Sunday, March 23, 2008

BATTER UP: BOSTON RED SOX

It's staying light longer, the Leafs are all-but-eliminated ... that can mean only one thing: We'll soon see the first halter dress of the season! OK, two things: It's time for baseball, the timeless game that involves committing to a team for six months after reading all winter about why they won't win jack squat. Here's a "starting nine" for the Boston Red Sox.

  1. John Henry plays Strat-O-Matic, but does not throw dice: The Red Sox owner is a perfect confluence of wealthy tycoon and total baseball nerd.

    The Red Sox have become the most 21st-century team after being stuck in the 19th for much of the 20th.Boston is ahead of the curve on most of the trends of not only acquiring good players, but retaining their good players. (Prediction: Bartolo Colón will bear that out at some point this summer.)

    The franchise was held back by its hangups -- economic, egotistical and especially racial -- for so long.
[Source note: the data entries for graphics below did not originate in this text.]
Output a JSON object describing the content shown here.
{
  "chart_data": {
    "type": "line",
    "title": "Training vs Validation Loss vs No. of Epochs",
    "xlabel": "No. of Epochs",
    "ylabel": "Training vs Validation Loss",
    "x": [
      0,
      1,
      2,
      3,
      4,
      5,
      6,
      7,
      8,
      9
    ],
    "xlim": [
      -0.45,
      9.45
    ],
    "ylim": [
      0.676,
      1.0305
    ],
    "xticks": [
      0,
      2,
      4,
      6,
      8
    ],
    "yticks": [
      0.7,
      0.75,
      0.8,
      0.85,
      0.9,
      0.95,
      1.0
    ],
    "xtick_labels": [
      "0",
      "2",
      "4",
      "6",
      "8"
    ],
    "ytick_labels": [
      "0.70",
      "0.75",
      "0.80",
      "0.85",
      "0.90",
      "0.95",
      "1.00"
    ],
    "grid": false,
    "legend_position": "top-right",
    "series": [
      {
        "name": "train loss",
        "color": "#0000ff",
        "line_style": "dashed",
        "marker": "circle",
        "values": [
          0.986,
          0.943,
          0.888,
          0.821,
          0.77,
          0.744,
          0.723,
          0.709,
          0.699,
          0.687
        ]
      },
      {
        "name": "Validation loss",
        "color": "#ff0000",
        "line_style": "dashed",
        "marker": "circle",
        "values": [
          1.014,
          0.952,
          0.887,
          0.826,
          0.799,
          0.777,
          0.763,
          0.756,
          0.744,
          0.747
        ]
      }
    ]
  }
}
Between Henry, Theo Epstein as GM and Bill James as senior baseball operations adviser, they have quite a team. They are mastering baseball's forever flawed economic structure (not that intelligence can ever be legislated, which is too bad, eh J.P. Ricciardi?).
  2. Shout, shout, let it all out: That being said (deep breath), their fans who come to Rogers Centre are a bunch of louts who can't handle superior Canadian beer; only poseurs (takes one to know one, granted) drink Samuel Adams; all of those Red Sox diehards in Canada probably had Blue Jays bedsheets and pyjamas as kids (but hey, people change); Jacoby Ellsbury might look like Freddie Lynn circa 1975 minus the power now, but he has to stop occasionally taking worse routes than George Donner when he's out in centrefield; and Curt Schilling still campaigned for George W. Bush in 2004 and he's about as relevant in 2008. Please keep that mind.

    (The Celtics won't make the NBA Finals, don't try to pretend you've cared about the Bruins all along and the Patriots still blew it in the Super Bowl.)
  3. Nevertheless: It was either jealousy or pandering to the lowest common denominator that led baseball writers to bag on the Red Sox for taking a principled stand to secure bonus money for their coaches for their Japanese trip. Hey, Phil Rogers of the Chicago Tribune, your paper wants to hire five new employees, but they don't want to spend any more money, so do you mind "chipping in" some of your salary? That would be, in your words, "a show of unity."

    Hal McCoy of the Dayton Daily News, what are you doing submitting that expense report from that last road trip? You wrote that all the Red Sox did was put "spotlight on the fact" that they earn a lot of money; aren't you doing the same when you claim for travel, meals and hotel rooms? You were going to have to eat and sleep anyway, so why should the paper pay for it?

    See the point? Baseball tried to be cheap with the coaches and the Red Sox players grandstanded to get what they wanted. It's called playing your trump card.
  4. Why don't they name a city in Mass. after him? Every easy-to-hate team has one exception to the rule who seems like a good Joe. The late '80s A's had Dave Henderson and Dave Stewart; Paul O'Neill was that guy on the late-'90s Yankees.

    What's not to like about Lowell, the World Series MVP? He played a team-high 150 games last season, he had a bounce-back season and last but not least, he's forever a reminder that the Yankees liked Scott Brosius more than him about a decade ago.
  5. Remember the names: The Red Sox's revenues mean they and the Yankees can price other teams out of foreign players who don't fall under the amateur draft (it's called American exceptionalism). Keep an eye out for 18-year-old Dominican shortstop Oscar Tejeda and 19-year-old Taiwanese centrefielder Cse-Hsuan Lin in a couple years.
  6. Don't throw him against the Orioles, then: Colón has a 3.56 lifetime ERA against teams who are playing better than .600 ball. Against sub-.400 teams, it shoots up to 4.72. You could look it up.
  7. They can kind of pitch: Don't put too much stock in Josh Beckett being left behind in Florida or Clay Buchholz getting roughed up by the Hanshin Tigers the other day. Dice-K should improve in Year 2; Jon Lester could be the first good left-handed starter the Sox have come up with since Bruce Hurst and John Tudor 25 years ago. The organization knows where to find more pitching if the need arises. Oh, and you know about Jonathan Papelbon.
  8. ManRam powers down: Manny being Manny will mean that last season's numbers -- 20 homers, .388 on-base percentage, .493 slugging -- probably represent the start of the leftfielder's sunset years. Will he be the first player to have a do-rag on his Cooperstown plaque?
  9. Need-to-know: They posted the AL's best ERA despite playing 81 games at Fenway and Daisuke Matsuzaka having an uneven first season in North America. They were third in runs scored even with J.D. Drew (who still scored more runs himself than Trot Nixon ever did) having an off-year and Julio Lugo being allowed to bat 630 times. Put them down for about 95 wins, unless the pitchers all come up lame.